In one scene, Edward takes a spill on his bicycle and accidentally hits a bee hive. Computer-generated images (CGI) of bees chased Edward as he ran across a field. Later, a man dressed as a beekeeper takes a honeycomb from a hive while some bees buzz around nearby. This man was a real beekeeper, and he provided the bees, hive and honeycomb for the shot.

When Edward searches Sister Summersisle's (Ellen Burstyn) house, he opens a hallway door and discovers a woman with bees crawling on her face. The beekeeper's assistant doubled as the actress in this scene. Some real bees were placed on her face by the beekeeper, and production added in some CGI bees as well. A minimal number of crew worked this scene, and the air-conditioned set was secured with a double door system to contain the insects.

In one scene, a man holds a lead rope of a horse which is attached to a wagon loaded with some logs. As other men add more logs onto the wagon, some of the wood falls to the ground. Because the wagon never moved, the horse was not affected by the weight of the logs or of the wagon at any time. A trainer doubled as the actor holding the horse so the animal wouldn't wander off or become frightened when the logs fell.

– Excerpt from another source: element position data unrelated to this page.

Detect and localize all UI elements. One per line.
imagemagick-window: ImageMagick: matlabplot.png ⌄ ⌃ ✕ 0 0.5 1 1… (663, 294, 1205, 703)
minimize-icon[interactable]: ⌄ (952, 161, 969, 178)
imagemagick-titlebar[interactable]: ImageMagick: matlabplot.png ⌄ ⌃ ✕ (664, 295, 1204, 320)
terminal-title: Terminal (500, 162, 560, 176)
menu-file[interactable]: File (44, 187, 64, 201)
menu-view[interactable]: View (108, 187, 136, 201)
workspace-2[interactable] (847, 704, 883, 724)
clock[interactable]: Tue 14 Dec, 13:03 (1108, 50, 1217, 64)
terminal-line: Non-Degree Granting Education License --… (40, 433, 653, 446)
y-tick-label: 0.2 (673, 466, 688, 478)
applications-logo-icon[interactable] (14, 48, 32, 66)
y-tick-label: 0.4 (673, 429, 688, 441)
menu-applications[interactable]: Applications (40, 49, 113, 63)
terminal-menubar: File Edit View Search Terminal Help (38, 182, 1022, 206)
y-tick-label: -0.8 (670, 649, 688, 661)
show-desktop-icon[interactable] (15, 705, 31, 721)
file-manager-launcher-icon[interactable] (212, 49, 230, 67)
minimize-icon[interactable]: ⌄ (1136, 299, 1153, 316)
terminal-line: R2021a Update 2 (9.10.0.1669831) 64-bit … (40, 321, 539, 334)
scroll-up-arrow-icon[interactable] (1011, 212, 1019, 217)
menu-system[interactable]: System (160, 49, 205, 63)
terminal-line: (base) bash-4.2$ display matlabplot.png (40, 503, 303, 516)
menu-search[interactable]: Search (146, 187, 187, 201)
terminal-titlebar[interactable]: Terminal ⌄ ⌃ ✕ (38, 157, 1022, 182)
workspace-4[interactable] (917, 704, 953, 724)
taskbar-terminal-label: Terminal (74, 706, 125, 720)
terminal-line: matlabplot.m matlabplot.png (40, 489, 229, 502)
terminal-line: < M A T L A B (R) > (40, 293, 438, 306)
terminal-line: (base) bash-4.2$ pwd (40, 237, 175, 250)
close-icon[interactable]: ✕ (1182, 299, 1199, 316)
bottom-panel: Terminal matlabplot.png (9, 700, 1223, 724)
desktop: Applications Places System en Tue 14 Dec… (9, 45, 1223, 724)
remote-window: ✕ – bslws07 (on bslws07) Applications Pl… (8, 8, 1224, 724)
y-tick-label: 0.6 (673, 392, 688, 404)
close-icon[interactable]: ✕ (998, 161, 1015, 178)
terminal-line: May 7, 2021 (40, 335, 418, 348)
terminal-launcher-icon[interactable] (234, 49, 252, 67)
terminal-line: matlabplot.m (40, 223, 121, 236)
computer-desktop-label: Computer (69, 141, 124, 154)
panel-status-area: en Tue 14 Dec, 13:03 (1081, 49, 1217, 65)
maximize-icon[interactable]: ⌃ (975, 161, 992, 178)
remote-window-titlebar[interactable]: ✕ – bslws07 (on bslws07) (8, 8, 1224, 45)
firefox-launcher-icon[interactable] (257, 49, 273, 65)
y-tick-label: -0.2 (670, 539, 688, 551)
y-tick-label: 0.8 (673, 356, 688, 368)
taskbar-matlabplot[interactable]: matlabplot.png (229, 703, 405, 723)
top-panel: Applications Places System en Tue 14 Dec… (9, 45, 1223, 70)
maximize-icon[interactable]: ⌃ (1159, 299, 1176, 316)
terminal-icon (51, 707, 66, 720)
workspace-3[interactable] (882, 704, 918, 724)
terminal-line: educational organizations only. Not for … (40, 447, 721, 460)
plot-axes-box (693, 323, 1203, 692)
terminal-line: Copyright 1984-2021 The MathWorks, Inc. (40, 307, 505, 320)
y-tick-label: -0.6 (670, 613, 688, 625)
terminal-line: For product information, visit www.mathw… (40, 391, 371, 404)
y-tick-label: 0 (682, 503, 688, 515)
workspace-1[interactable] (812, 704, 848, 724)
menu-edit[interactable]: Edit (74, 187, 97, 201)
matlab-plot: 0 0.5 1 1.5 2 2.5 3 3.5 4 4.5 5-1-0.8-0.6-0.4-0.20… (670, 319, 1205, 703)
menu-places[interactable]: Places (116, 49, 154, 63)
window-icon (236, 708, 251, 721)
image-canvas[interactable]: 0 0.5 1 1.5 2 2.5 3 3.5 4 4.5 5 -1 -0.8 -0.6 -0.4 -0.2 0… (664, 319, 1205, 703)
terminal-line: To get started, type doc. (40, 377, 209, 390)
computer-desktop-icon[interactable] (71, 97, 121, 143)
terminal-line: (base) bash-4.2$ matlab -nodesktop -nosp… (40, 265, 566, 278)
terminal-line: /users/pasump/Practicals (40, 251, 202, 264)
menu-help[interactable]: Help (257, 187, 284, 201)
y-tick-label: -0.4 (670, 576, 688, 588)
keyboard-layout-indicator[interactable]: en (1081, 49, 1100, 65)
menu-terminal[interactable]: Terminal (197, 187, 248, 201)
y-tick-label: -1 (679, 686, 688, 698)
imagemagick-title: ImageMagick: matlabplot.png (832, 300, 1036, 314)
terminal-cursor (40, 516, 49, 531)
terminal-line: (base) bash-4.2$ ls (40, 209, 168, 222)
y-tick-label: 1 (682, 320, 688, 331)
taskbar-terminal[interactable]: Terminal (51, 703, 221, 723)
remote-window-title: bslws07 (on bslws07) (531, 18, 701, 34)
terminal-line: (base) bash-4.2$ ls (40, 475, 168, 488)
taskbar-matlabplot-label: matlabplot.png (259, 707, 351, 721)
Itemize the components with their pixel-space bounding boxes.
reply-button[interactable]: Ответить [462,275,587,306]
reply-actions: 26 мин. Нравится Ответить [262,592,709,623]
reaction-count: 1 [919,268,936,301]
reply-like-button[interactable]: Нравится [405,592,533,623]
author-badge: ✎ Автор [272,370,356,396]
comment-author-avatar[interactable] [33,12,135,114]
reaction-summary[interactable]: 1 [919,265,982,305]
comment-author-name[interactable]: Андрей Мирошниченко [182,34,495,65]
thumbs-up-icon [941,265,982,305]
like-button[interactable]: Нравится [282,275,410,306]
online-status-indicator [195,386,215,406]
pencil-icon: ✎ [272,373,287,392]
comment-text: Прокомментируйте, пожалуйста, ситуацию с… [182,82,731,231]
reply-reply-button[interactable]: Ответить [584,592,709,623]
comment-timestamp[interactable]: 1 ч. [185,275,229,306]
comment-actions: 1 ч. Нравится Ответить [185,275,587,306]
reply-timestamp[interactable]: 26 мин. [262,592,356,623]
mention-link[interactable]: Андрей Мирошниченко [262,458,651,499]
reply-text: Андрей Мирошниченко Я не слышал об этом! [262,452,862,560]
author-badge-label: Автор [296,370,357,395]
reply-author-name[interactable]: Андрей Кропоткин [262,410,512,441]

As an unseen force pulls Edward up the "Wicker Man" structure, he passes some cages in the front of the Wicker Man which contain various small animals. The Wicker Man structure was made of steel and wood scaffolding surrounded by wicker, and the animal cages within the structure were made with steel bars and had solid bases. Each cage contained food and a stainless steel water bucket designed to look like wicker. Two trainers and their animals were loaded into the cages via a lift. Before the Wicker Man was set on fire, all real animals were removed and replaced with stuffed props.

In one scene, Edward places his coffee mug on top of a fly crawling on the counter. This action was filmed in separate shots. An insect wrangler placed the fly on the counter and the actor set down a mug with no bottom and a secure top. Although it appeared as if he had smashed the fly, the insect was safely removed from the mug afterwards.

The horseback riders appearing on a television during one scene came from stock footage from an old Western film purchased by the production.